Wednesday, April 20, 2011

Duh, University of Chicago Economist Has Never Heard of the Frinancial Crisis

The Economix column at NYT gets dumber and dumber by the week.

Today, Casey B. Mulligan, an economics professor at the University of Chicago, writes:
Short-term interest rates have an obvious effect on the housing market, but not the rest of the economy.

Federal Reserve policy affects short-term interest rates, bank regulation and eventually inflation...

The Federal Reserve, especially its New York branch, is actively engaged in buying and selling Treasury securities, and it lends money to banks on an overnight basis. As a result, it is widely thought that the Federal Reserve is an important determinant of the rate of interest paid on short-term Treasury securities.

By reducing the supply of Treasury securities and overnight loans, so-called “tight” monetary policy raises short-term interest rates. High short-term interest rates are said to discourage borrowing, and thereby curtail private sector investment projects. The idea is that private sector projects are undertaken only when their expected return exceeds the cost of borrowing.

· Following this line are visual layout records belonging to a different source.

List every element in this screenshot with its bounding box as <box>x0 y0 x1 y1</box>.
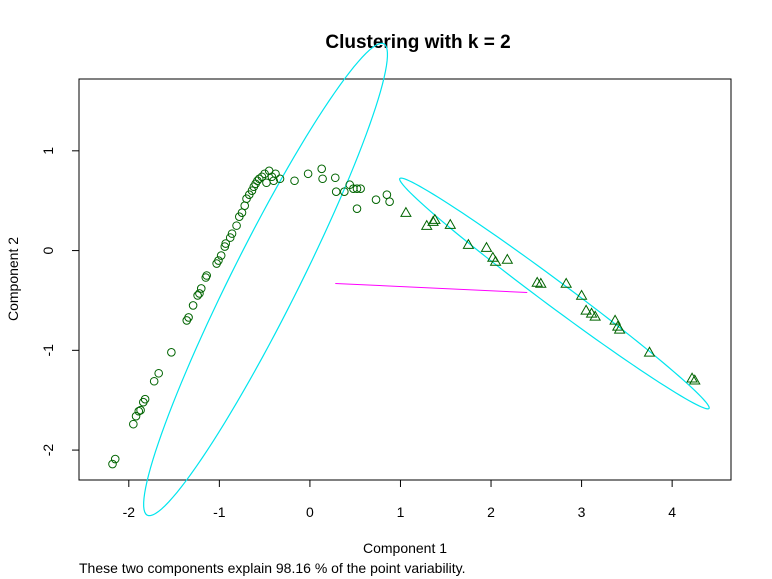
point-circle <box>136 405 145 415</box>
y-tick-label: 1 <box>40 147 56 155</box>
point-circle <box>216 251 226 260</box>
cluster-distance-line <box>335 282 528 293</box>
x-tick-label: 2 <box>487 504 495 520</box>
point-circle <box>154 368 163 378</box>
point-circle <box>262 178 271 188</box>
y-tick-label: 0 <box>40 246 56 254</box>
point-triangle <box>489 255 502 266</box>
point-circle <box>110 454 120 464</box>
point-circle <box>221 239 230 248</box>
y-tick-label: -2 <box>40 444 56 457</box>
point-circle <box>385 197 394 206</box>
point-triangle <box>444 218 457 229</box>
point-triangle <box>501 253 514 264</box>
point-circle <box>167 348 176 357</box>
point-circle <box>195 289 204 298</box>
cluster-distance-segment <box>335 282 528 293</box>
point-circle <box>352 204 362 213</box>
x-tick-label: 3 <box>578 504 586 520</box>
point-circle <box>254 174 264 184</box>
point-triangle <box>462 238 475 249</box>
point-triangle <box>400 206 412 217</box>
point-circle <box>196 284 206 293</box>
x-axis: -2 -1 0 1 2 3 4 <box>123 479 676 520</box>
point-circle <box>317 164 326 174</box>
point-triangle <box>575 289 588 300</box>
point-circle <box>232 221 241 230</box>
chart-title: Clustering with k = 2 <box>325 32 510 53</box>
cluster-ellipse-1 <box>143 42 389 517</box>
y-axis-label: Component 2 <box>5 237 21 321</box>
point-triangle <box>609 314 621 325</box>
point-circle <box>193 291 202 300</box>
point-circle <box>331 187 341 197</box>
point-circle <box>227 229 237 238</box>
point-circle <box>134 406 144 416</box>
point-circle <box>352 184 362 194</box>
point-triangle <box>643 346 656 357</box>
x-tick-label: -1 <box>213 504 226 520</box>
point-circle <box>271 169 280 179</box>
point-circle <box>340 187 349 197</box>
point-triangle <box>589 310 602 321</box>
point-circle <box>247 186 257 196</box>
point-triangle <box>480 241 493 252</box>
point-triangle <box>686 372 698 383</box>
point-triangle <box>580 304 592 315</box>
point-circle <box>184 313 193 322</box>
point-circle <box>303 169 313 179</box>
point-circle <box>356 184 365 194</box>
data-points <box>108 164 701 469</box>
point-triangle <box>560 277 573 288</box>
point-triangle <box>534 277 547 288</box>
point-circle <box>275 174 285 184</box>
variability-footnote: These two components explain 98.16 % of … <box>79 560 466 576</box>
x-tick-label: -2 <box>123 504 136 520</box>
point-triangle <box>688 374 701 385</box>
point-triangle <box>427 215 439 226</box>
point-circle <box>290 176 299 186</box>
y-axis: -2 -1 0 1 <box>40 147 80 457</box>
point-triangle <box>531 276 544 287</box>
point-circle <box>225 233 235 242</box>
point-circle <box>149 376 159 386</box>
cluster-ellipse-2 <box>399 177 710 410</box>
point-circle <box>129 419 138 429</box>
point-circle <box>214 256 223 265</box>
point-circle <box>188 301 198 310</box>
point-circle <box>330 173 340 183</box>
point-circle <box>131 411 141 421</box>
point-circle <box>140 394 150 404</box>
x-tick-label: 1 <box>397 504 405 520</box>
point-circle <box>318 174 327 184</box>
point-triangle <box>429 213 441 224</box>
point-circle <box>257 172 267 182</box>
x-axis-label: Component 1 <box>363 540 447 556</box>
plot-frame <box>78 78 732 481</box>
x-tick-label: 0 <box>306 504 314 520</box>
point-circle <box>202 271 211 280</box>
y-tick-label: -1 <box>40 344 56 357</box>
point-triangle <box>613 323 626 334</box>
point-circle <box>260 169 269 179</box>
point-circle <box>382 190 392 200</box>
point-circle <box>371 195 381 204</box>
x-tick-label: 4 <box>668 504 676 520</box>
point-circle <box>240 201 250 210</box>
cluster-ellipses <box>143 42 710 517</box>
point-circle <box>108 459 117 469</box>
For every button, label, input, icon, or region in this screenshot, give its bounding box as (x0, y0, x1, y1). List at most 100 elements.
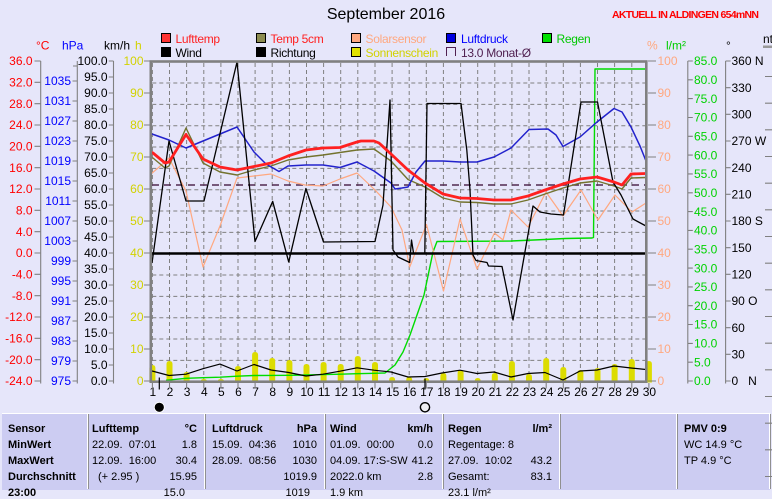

In theory, high short-term interest rates result in relatively few capital projects, with high expected returns, and low short-term rates result in more capital projects, including those with lower expected returns.

But the effect of high short-term interest rates on Main Street’s economy has been exaggerated. Although it is commonly assumed that today’s rock-bottom rates should help strengthen a business recovery, it appears that business conditions actually have little to do with short-term money markets.

Many important private sector investment projects are relatively long term — it most likely takes a year or more for a project to be completed and deliver a positive cash flow to investors. As a result, many capital projects are financed through long-term borrowing, with equity financing, or out of corporate retained earnings, rather than borrowing in the short-term market where the Fed’s fingerprints are so obvious.
Does this guy have any clue why Lehman and Bear Stearns went down?

Lehman and Bear borrowed short-term money and lent it long. The Fed pushing short-term rates down played a major role in the arbitrage that Lehman, Bear Stearns, and the like,conducted between the short-term part of the yield curve and the long-term.

To this day, most banks continue to borrow on the short end of the yield curve and lend longer term. In other words, the level of short term rates has a very direct impact on what kind of lending goes on long-term.

It is amazing Mulligan deosn't appear to understand this. He has no idea as to what goes on in the real world. Naturally, he has a bunch of equations which prove his point, based on holding many things constant, but if I held the world constant when he was in the bathroom, I could prove he is always on the can.